Past performance is no guide to future results but you can still learn a lot by looking at which stocks have done well, which have done poorly, and which have thrashed the market.
The following five stocks are the current members of the FTSE 100 that have performed best over the last decade, according to research from platform AJ Bell produced exclusively for the Motley Fool. Naturally, this doesn’t mean they’ll perform so well over the next decade.
PaddyPower Betfair
Paddy Power, founded in 1988 by merging three Irish bookmakers, has always had an aggressive expansion strategy. The expansion continued with last year’s £5bn merger to create international multi-channel betting and gaming group Paddy Power Betfair (LSE: PPB). If you’d been prescient enough to invest £5,000 in Paddy Power 10 years ago your money would now be worth £65,520. The stock has also delivered 10 successive years of dividend increases but its current yield of just 2.06% and pricey valuation of 32.75 times earnings suggest the odds of further market-thrashing growth are low.
ARM Holdings
Cambridge-based multinational semiconductor and software design company ARM Holdings (LSE: ARM) has been a ten-bagger over the last decade, turning £5,000 into a whopping £53,439. The runaway growth years seem to be over, and the stock is down 11% over the past 12 months. Recent slippage in iPhone sales, which feature its chips, have led to a rewiring of expectations. You still have to pay an ARM and a leg for the stock, which trades at more than 40 times earnings. That isn’t a price I would pay.
Ashtead Group
Equipment rental firm Ashtead Group (LSE: AHT) has never been seen as one of the FTSE 100’s glory boys yet it has turned £5,000 into £38,760 over the last decade, and delivered 10 years of successive dividend growth. Again, the real fun looks to be over, with the stock down 12% over the last year.

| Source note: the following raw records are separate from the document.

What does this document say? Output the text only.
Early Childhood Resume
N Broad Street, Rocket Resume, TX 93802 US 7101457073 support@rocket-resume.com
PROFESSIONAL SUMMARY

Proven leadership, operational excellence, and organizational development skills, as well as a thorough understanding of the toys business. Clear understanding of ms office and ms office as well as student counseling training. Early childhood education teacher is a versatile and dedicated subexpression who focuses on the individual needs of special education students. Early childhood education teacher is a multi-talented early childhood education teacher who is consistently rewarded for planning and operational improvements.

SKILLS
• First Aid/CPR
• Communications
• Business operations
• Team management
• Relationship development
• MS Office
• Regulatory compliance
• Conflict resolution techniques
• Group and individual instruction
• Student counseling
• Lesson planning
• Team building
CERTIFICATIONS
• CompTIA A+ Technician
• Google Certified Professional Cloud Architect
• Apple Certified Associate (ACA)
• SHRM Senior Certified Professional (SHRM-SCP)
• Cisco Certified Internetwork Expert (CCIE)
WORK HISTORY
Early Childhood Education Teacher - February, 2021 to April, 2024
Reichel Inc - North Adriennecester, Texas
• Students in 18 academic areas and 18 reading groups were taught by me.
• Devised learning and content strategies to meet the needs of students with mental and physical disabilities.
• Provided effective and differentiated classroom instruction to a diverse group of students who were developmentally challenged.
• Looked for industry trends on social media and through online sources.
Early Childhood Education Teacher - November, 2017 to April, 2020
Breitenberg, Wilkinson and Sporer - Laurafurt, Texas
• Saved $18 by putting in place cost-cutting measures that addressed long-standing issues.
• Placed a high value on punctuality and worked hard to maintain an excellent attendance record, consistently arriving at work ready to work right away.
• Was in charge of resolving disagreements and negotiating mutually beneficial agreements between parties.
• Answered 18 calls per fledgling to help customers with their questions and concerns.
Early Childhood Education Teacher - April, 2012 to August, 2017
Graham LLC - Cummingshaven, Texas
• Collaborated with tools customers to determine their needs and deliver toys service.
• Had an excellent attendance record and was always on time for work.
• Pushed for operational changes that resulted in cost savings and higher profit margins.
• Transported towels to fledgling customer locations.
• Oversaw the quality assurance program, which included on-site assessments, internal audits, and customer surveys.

Yet this could be a good entry point, as the valuation is now an undemanding 11.68 times earnings, with earnings per share (EPS) forecast to rise 6% in the year to 30 April 2017, and 9% the year after that. This still marks a continuing slowdown from its former rampant double- and triple-digit EPS growth (332%, 82%, 48%, 34% and 36%) so expect a steady rather than spectacular future.
Compass Group
Catering and support services provider Compass Group (LSE: CPG) is another unsung FTSE 100 hero, turning £5,000 into £37,795 in 10 years. Success has gone to its head, with a pricey valuation of 23.87 times earnings, and lowly 2.26% yield. Share price growth of 17% in the past year suggests it hasn’t lost its bearings, and still has forward momentum on its side.
Randgold Resources Limited
Investors in precious metals miner Randgold Resources Limited (LSE: RRS) have struck gold over the last decade, with the stock turning £5,000 into £35,864. Yet it’s down 47% in the last three years as the gold price trailed away following the 2011 Eurozone crisis, despite a recent revival. Randgold trades at a tempting 10.47 times earnings and may be useful as a portfolio diversifier.
Russ Mould, investment director at AJ Bell, notes that Randgold is the only one of the top five to cut its dividend three times in the last decade. It’s the exception that proves the rule with a strong pattern of the best performing companies offering progressive dividends. “This goes to show how stock markets are get-rich-slow mechanisms, not-get-rich quick schemes,” Mould says. That’s one thing the past most definitely does tell us.